Passive ROM has been recognized as a less reliable index in assessment of improvement in muscle flexibility and the effects of stretching. This is because it tends to be affected by psychological factors, such as increased tolerance of pain and repeated extension stimulation28). Because of this, several measurement methods, such as measuring passive torque when moving a joint passively and measuring the amount of displacement of the muscle-tendon junction, have been developed recently as new tools for evaluating muscle flexibility and the effects of stretching. However, these methods require expensive devices, such as an isometric dynamometer and ultrasonography; additionally, passive torque is generally used only as a parameter of limited joint movement. Nakamura29) reported that significant positive correlations were observed between muscle hardness and passive torque or displacement of the myotendinous junction and suggested that muscle hardness when measured by a muscle hardness meter is both an accurate index and an easy-to-use method. In our study, a muscle hardness meter was used to assess the changes in muscle hardness while maintaining the same SLR ROM before and after the intervention. Since a significant decrease in muscle hardness was shown post intervention, it could be deduced that the intervention significantly increased muscle tissue flexibility.

In our previous study1), an increased pressure pain threshold was observed after applying TENS. Based on this finding, the mechanism of the decrease in muscle hardness might be explained as follows: firstly, decreased input from the sensory system caused by the pain inhibitory effect of TENS led to a decline in γ-motor neuron activity and thus a decline in muscle spindle sensitivity. Therefore, the overactivity of muscle tone was controlled, and this resulted in decreased muscular viscoelasticity and an increase in ROM.

In addition to the above mechanism, further increased muscle flexibility resulting from stretching could be the reason for the significant increase in the SLR ROM. Increased muscle flexibility caused by stretching has been indicated to be due to an increase in the flexibility and movement of the aponeurosis and the connective tissue, such as the endomysium, perimysium, and epimysium, and not to be due to lengthening of muscle fiber30, 31).

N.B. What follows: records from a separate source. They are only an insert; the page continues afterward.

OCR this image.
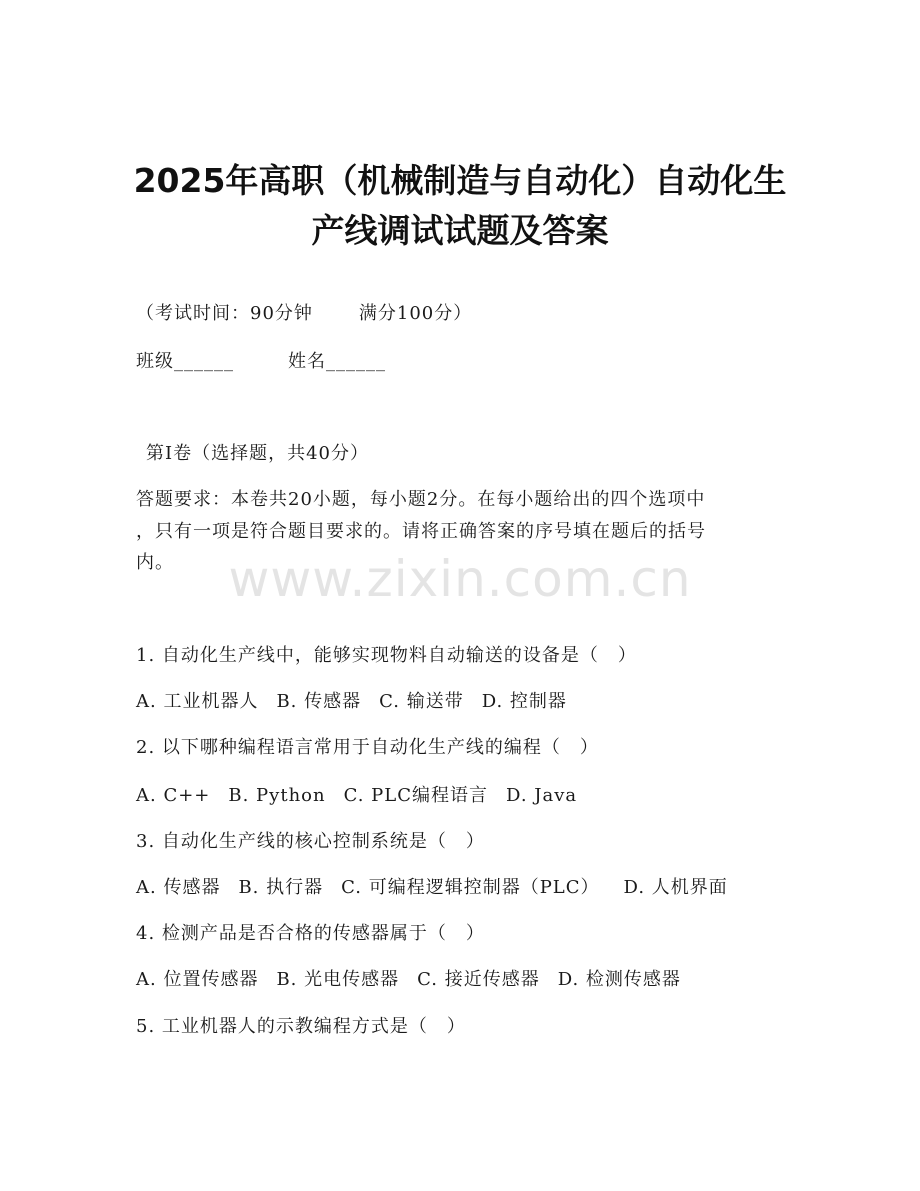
2025年高职（机械制造与自动化）自动化生
产线调试试题及答案
（考试时间：90分钟	满分100分）
班级______	姓名______
第I卷（选择题，共40分）
答题要求：本卷共20小题，每小题2分。在每小题给出的四个选项中
，只有一项是符合题目要求的。请将正确答案的序号填在题后的括号
内。	www.zixin.com.cn
1. 自动化生产线中，能够实现物料自动输送的设备是（　）
A. 工业机器人 B. 传感器 C. 输送带 D. 控制器
2. 以下哪种编程语言常用于自动化生产线的编程（　）
A. C++ B. Python C. PLC编程语言 D. Java
3. 自动化生产线的核心控制系统是（　）
A. 传感器 B. 执行器 C. 可编程逻辑控制器（PLC） D. 人机界面
4. 检测产品是否合格的传感器属于（　）
A. 位置传感器 B. 光电传感器 C. 接近传感器 D. 检测传感器
5. 工业机器人的示教编程方式是（　）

There are several limitations in this study. Firstly, we did not investigate how the physical stimulation of TENS had influenced the connective tissue, including the perimysium and the epimysium, because of the parameters used in this study. Secondly, since the intensity of the electrical stimulation used in this study was set at a level that induced muscle contraction, electrical stimulation might have additionally produced local muscle fatigue. Thus, electrical stimulation might also influence the changes in muscle hardness. Furthermore, this study targeted healthy young males as subjects, and so further clinical study is required to clarify the effects of combined usage of TENS and stretching on elderly people and people with pain and muscle tone abnormalities.

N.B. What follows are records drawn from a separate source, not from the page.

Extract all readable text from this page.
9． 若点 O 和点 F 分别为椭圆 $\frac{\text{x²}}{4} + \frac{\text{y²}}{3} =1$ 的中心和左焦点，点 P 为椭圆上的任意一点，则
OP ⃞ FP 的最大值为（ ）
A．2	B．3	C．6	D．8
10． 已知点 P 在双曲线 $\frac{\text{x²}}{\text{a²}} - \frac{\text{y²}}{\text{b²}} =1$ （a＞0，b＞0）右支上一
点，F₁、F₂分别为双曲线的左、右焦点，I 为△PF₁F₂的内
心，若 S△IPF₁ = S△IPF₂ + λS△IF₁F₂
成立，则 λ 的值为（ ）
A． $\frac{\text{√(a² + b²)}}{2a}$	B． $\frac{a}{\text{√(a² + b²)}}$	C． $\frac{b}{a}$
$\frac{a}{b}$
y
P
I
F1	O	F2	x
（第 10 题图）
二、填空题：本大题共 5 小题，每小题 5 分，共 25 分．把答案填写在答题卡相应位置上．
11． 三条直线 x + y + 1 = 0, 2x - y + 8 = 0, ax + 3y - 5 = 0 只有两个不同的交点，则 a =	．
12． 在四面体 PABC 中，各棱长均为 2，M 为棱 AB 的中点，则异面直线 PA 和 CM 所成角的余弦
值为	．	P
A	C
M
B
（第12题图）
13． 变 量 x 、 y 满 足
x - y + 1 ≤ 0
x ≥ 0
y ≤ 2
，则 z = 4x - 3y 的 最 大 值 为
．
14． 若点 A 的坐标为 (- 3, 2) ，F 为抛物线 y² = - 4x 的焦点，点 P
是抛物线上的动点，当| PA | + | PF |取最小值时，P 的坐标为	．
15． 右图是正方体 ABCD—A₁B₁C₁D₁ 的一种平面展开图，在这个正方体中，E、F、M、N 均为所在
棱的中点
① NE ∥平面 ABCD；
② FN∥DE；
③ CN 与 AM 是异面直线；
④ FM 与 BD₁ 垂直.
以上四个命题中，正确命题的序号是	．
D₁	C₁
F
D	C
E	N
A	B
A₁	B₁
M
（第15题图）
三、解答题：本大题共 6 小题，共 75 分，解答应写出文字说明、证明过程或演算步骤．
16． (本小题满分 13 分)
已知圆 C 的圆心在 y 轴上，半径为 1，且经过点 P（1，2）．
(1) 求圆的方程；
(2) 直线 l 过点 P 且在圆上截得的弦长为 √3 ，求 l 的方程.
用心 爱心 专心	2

We investigated the immediate outcomes caused by combined application of TENS and stretching on muscle hardness, pressure pain threshold, and SLR ROM. The findings in this study revealed that combined usage led to a significant decrease in muscle hardness, a significant increase in the pressure pain threshold, and a significant increase in SLR ROM when compared with stretching alone. Therefore, it is suggested that a combination of TENS and stretching is an effective method of increasing muscle flexibility.